Comment 3 Aaron W. Swenson gentoo-dev 2021-01-07 19:07:11 UTC
This is the first time I've seen PostgreSQL get @preserved-rebuild.

(In reply to Michael Orlitzky from comment #2)
> Ok, I decided to get off my ass and try it. Adding the slot operator doesn't
> help even on single-postgresql machines, because the "upgrade" is just an
> installation into a new slot. For example,
> 
>   * Install postgresql-11
>   * Build PHP against it.
>   * emerge -uDN @world; this pulls in postgresql-12 but leaves postgresql-11
> alone
>   * No PHP rebuild happens because postgresql-11 is still there
>   * You depclean 11, and now a rebuild is necessary.
> 
> So I take it back. This is CANT/WONTFIX unless someone else has a better
> idea.

The only thing that comes to mind is introducing the postgres.eclass in the PHP ebuild. Then, the POSTGRES_TARGETS will help keep everything in order.
Comment 4 Michael Orlitzky gentoo-dev 2021-01-07 23:46:30 UTC
(In reply to Aaron W. Swenson from comment #3)
> 
> The only thing that comes to mind is introducing the postgres.eclass in the
> PHP ebuild. Then, the POSTGRES_TARGETS will help keep everything in order.

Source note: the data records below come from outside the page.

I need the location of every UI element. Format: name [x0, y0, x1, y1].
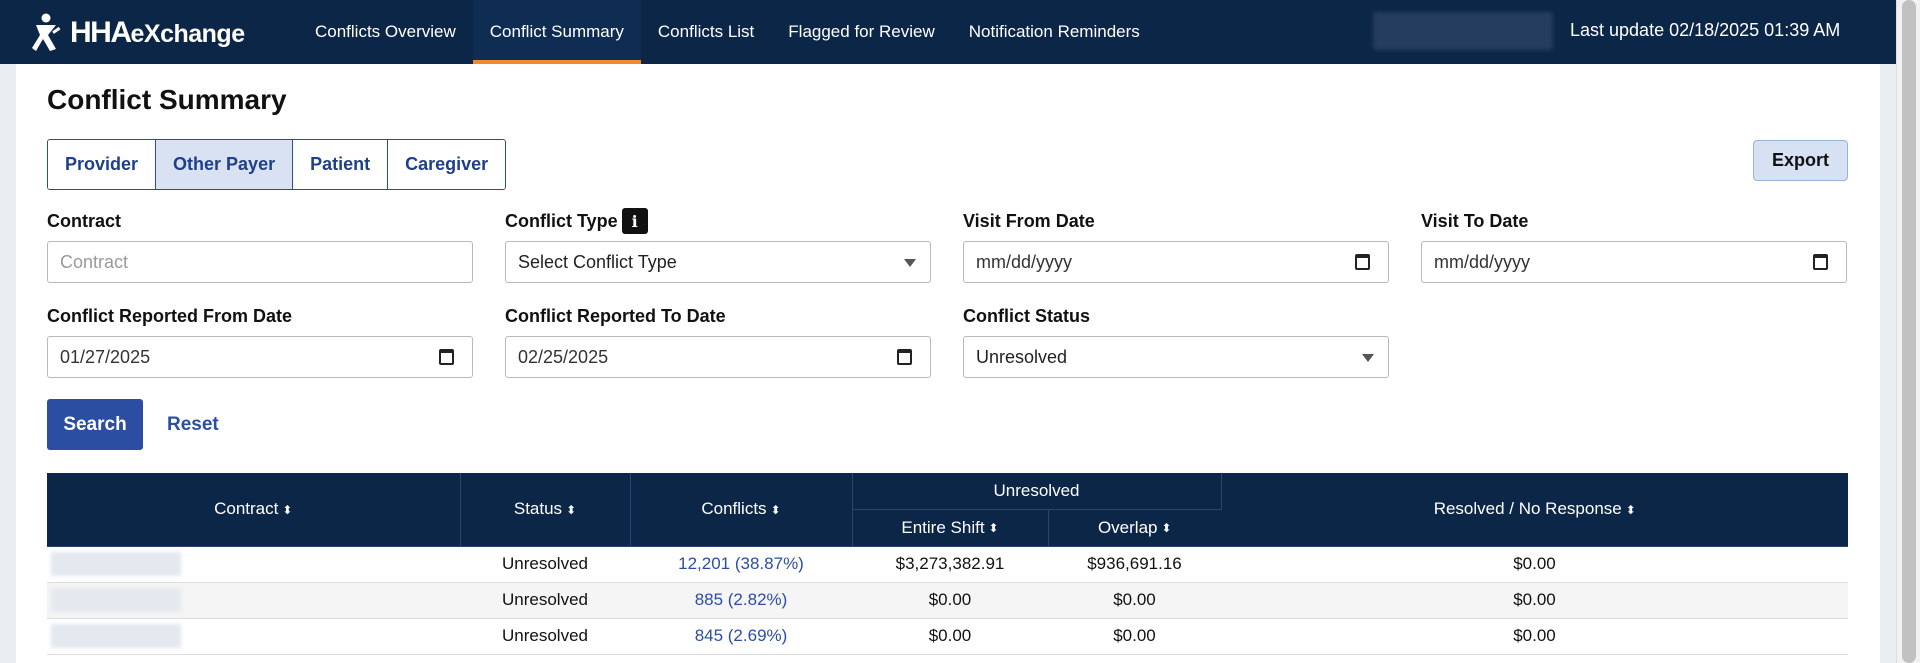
contract-input[interactable]: Contract — [47, 241, 473, 283]
col-status[interactable]: Status ⬍ — [460, 473, 631, 547]
status-cell: Unresolved — [460, 546, 630, 583]
calendar-icon[interactable] — [439, 349, 454, 365]
calendar-icon[interactable] — [897, 349, 912, 365]
summary-tabs: Provider Other Payer Patient Caregiver — [47, 139, 507, 190]
reported-to-label: Conflict Reported To Date — [505, 305, 726, 326]
nav-conflicts-overview[interactable]: Conflicts Overview — [315, 22, 456, 41]
col-unresolved-group: Unresolved — [852, 473, 1222, 510]
table-row[interactable]: Unresolved 885 (2.82%) $0.00 $0.00 $0.00 — [47, 582, 1848, 619]
contract-label: Contract — [47, 210, 122, 231]
col-contract[interactable]: Contract ⬍ — [47, 473, 461, 547]
sort-icon[interactable]: ⬍ — [770, 502, 781, 517]
conflicts-link[interactable]: 845 (2.69%) — [630, 618, 852, 655]
entire-shift-cell: $3,273,382.91 — [852, 546, 1048, 583]
calendar-icon[interactable] — [1813, 254, 1828, 270]
visit-from-filter: Visit From Date mm/dd/yyyy — [963, 208, 1389, 283]
col-resolved[interactable]: Resolved / No Response ⬍ — [1221, 473, 1848, 547]
sort-icon[interactable]: ⬍ — [282, 502, 293, 517]
conflict-status-filter: Conflict Status Unresolved — [963, 303, 1389, 378]
conflicts-link[interactable]: 885 (2.82%) — [630, 582, 852, 619]
conflict-type-label: Conflict Type i — [505, 208, 931, 234]
visit-to-date-input[interactable]: mm/dd/yyyy — [1421, 241, 1847, 283]
page-title: Conflict Summary — [47, 84, 287, 115]
conflict-type-filter: Conflict Type i Select Conflict Type — [505, 208, 931, 283]
visit-from-date-input[interactable]: mm/dd/yyyy — [963, 241, 1389, 283]
conflict-summary-table: Contract ⬍ Status ⬍ Conflicts ⬍ Unresolved … — [47, 473, 1848, 655]
entire-shift-cell: $0.00 — [852, 618, 1048, 655]
hhaexchange-logo[interactable]: HHAeXchange — [32, 12, 245, 54]
page-scrollbar[interactable] — [1896, 0, 1920, 663]
contract-cell — [47, 546, 460, 583]
redacted-user-area — [1373, 12, 1553, 50]
tab-caregiver[interactable]: Caregiver — [388, 140, 506, 189]
dropdown-caret-icon — [904, 259, 916, 267]
sort-icon[interactable]: ⬍ — [988, 521, 999, 536]
main-card: Conflict Summary Provider Other Payer Pa… — [16, 64, 1880, 663]
contract-cell — [47, 582, 460, 619]
dropdown-caret-icon — [1362, 354, 1374, 362]
visit-to-label: Visit To Date — [1421, 210, 1529, 231]
conflict-type-select[interactable]: Select Conflict Type — [505, 241, 931, 283]
col-overlap[interactable]: Overlap ⬍ — [1048, 509, 1221, 547]
visit-from-label: Visit From Date — [963, 210, 1095, 231]
nav-conflicts-list[interactable]: Conflicts List — [657, 22, 755, 41]
reset-link[interactable]: Reset — [167, 413, 219, 435]
nav-notification-reminders[interactable]: Notification Reminders — [968, 22, 1140, 41]
top-nav-bar: HHAeXchange Conflicts Overview Conflict … — [0, 0, 1920, 64]
reported-from-label: Conflict Reported From Date — [47, 305, 293, 326]
reported-to-filter: Conflict Reported To Date 02/25/2025 — [505, 303, 931, 378]
person-logo-icon — [32, 13, 61, 51]
conflict-status-label: Conflict Status — [963, 305, 1091, 326]
sort-icon[interactable]: ⬍ — [1625, 502, 1636, 517]
scrollbar-thumb[interactable] — [1902, 0, 1916, 663]
reported-to-date-input[interactable]: 02/25/2025 — [505, 336, 931, 378]
redacted-contract — [51, 588, 181, 612]
calendar-icon[interactable] — [1355, 254, 1370, 270]
tab-patient[interactable]: Patient — [293, 140, 389, 189]
overlap-cell: $0.00 — [1048, 582, 1221, 619]
resolved-cell: $0.00 — [1221, 546, 1848, 583]
col-conflicts[interactable]: Conflicts ⬍ — [630, 473, 853, 547]
tab-other-payer[interactable]: Other Payer — [156, 140, 294, 189]
search-button[interactable]: Search — [47, 399, 143, 450]
entire-shift-cell: $0.00 — [852, 582, 1048, 619]
contract-filter: Contract Contract — [47, 208, 473, 283]
status-cell: Unresolved — [460, 618, 630, 655]
visit-to-filter: Visit To Date mm/dd/yyyy — [1421, 208, 1847, 283]
info-icon[interactable]: i — [621, 208, 648, 234]
reported-from-date-input[interactable]: 01/27/2025 — [47, 336, 473, 378]
sort-icon[interactable]: ⬍ — [1161, 521, 1172, 536]
logo-text: HHAeXchange — [70, 16, 245, 49]
redacted-contract — [51, 552, 181, 576]
redacted-contract — [51, 624, 181, 648]
status-cell: Unresolved — [460, 582, 630, 619]
conflicts-link[interactable]: 12,201 (38.87%) — [630, 546, 852, 583]
export-button[interactable]: Export — [1753, 140, 1848, 181]
overlap-cell: $0.00 — [1048, 618, 1221, 655]
nav-flagged-for-review[interactable]: Flagged for Review — [788, 22, 935, 41]
main-nav: Conflicts Overview Conflict Summary Conf… — [298, 0, 1157, 64]
reported-from-filter: Conflict Reported From Date 01/27/2025 — [47, 303, 473, 378]
table-row[interactable]: Unresolved 12,201 (38.87%) $3,273,382.91… — [47, 546, 1848, 583]
sort-icon[interactable]: ⬍ — [566, 502, 577, 517]
col-entire-shift[interactable]: Entire Shift ⬍ — [852, 509, 1049, 547]
nav-conflict-summary[interactable]: Conflict Summary — [472, 0, 642, 64]
table-row[interactable]: Unresolved 845 (2.69%) $0.00 $0.00 $0.00 — [47, 618, 1848, 655]
last-update-text: Last update 02/18/2025 01:39 AM — [1570, 19, 1841, 40]
contract-cell — [47, 618, 460, 655]
overlap-cell: $936,691.16 — [1048, 546, 1221, 583]
tab-provider[interactable]: Provider — [48, 140, 157, 189]
conflict-status-select[interactable]: Unresolved — [963, 336, 1389, 378]
resolved-cell: $0.00 — [1221, 618, 1848, 655]
resolved-cell: $0.00 — [1221, 582, 1848, 619]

This doesn't solve the subslot rebuild problem per se because it's the new USE flag in dev-lang/php combined with "emerge --changed-use" that triggers a rebuild. It's a portage-only solution instead of the one in the PMS so I don't like it very much =/

Aside from my philosophical objections, it's a lot of extra moving parts (and work for the maintainers) to get back where you started. Running emerge @preserved-rebuild works just find if you're on portage and is actually less invasive than "emerge --changed-use" unless you already pass --changed-use to every emerge command. Preserved-rebuild fixes only actually-broken linkage, whereas --changed-use rebuilds anything whose maintainer is too lazy to revbump.